Entretemps, les pétitionnaires estiment que l’actuel bureau est désavoué et ne pourra surtout pas convoquer une plénière. En effet, en vertu de l’article 34 alinéa 2, points 7 et 8 du règlement intérieur de l’Assemblée nationale, seule la Présidente de l’Assemblée nationale détient le pouvoir de convoquer les députés aux séances et de présider les séances plénières, à moins qu’elle ne soit personnellement mise en cause par une pétition (article 31 alinéa 7 du règlement intérieur).[10]

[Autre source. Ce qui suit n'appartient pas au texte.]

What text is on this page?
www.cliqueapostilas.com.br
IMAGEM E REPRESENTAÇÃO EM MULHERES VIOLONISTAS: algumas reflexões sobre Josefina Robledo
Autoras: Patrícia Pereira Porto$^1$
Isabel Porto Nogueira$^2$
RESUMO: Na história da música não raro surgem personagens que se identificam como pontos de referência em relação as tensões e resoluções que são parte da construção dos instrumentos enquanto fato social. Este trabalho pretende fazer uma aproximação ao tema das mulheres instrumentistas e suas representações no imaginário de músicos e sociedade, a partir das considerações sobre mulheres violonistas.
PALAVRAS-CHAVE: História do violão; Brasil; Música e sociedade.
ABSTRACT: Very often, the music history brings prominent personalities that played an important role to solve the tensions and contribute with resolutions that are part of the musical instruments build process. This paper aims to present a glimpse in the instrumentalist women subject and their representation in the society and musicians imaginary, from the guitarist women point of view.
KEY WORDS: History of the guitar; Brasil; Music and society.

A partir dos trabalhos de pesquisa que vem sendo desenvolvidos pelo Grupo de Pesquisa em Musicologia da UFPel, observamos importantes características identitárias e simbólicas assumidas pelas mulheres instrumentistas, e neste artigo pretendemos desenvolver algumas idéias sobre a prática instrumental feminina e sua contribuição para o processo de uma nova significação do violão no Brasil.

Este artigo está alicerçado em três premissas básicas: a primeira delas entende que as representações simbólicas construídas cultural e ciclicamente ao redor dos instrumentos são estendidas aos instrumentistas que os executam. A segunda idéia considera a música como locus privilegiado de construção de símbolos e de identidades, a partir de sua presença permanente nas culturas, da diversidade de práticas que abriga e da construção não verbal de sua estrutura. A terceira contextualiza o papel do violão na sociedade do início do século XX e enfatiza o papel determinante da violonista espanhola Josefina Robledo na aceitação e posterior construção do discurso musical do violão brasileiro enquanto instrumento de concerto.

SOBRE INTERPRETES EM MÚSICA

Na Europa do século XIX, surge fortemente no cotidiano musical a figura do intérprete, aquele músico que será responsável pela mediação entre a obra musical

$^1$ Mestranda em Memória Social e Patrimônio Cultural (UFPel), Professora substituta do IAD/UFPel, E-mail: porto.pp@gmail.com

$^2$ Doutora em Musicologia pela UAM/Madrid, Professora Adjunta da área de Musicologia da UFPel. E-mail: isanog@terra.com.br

Le 7 décembre, les militants du Cap pour le Changement (CACH) et certains autres de l’opposition ont pris d’assaut le siège du Parlement, pour empêcher la plénière de s’y tenir. Les députés UDPS et alliés ont fait irruption dans la salle, non pas pour les travaux mais pour éviter à la plénière de se tenir. Le Perchoir de l’Assemblée nationale a été renversé, afin d’empêcher la présence du bureau, qu’ils considère comme démissionnaire, après le dépôt des pétitions. Dans ces conditions, la plupart des députés ont été empêchés à entrer au sein de l’hémicycle. Certaines sources renseignent que le FCC avait l’intention d’amorcer une procédure visant à rejeter en bloc les pétitions introduites contre le bureau. Enfin, le bureau de l’Assemblée nationale a renvoyé la plénière à une date ultérieure.[11]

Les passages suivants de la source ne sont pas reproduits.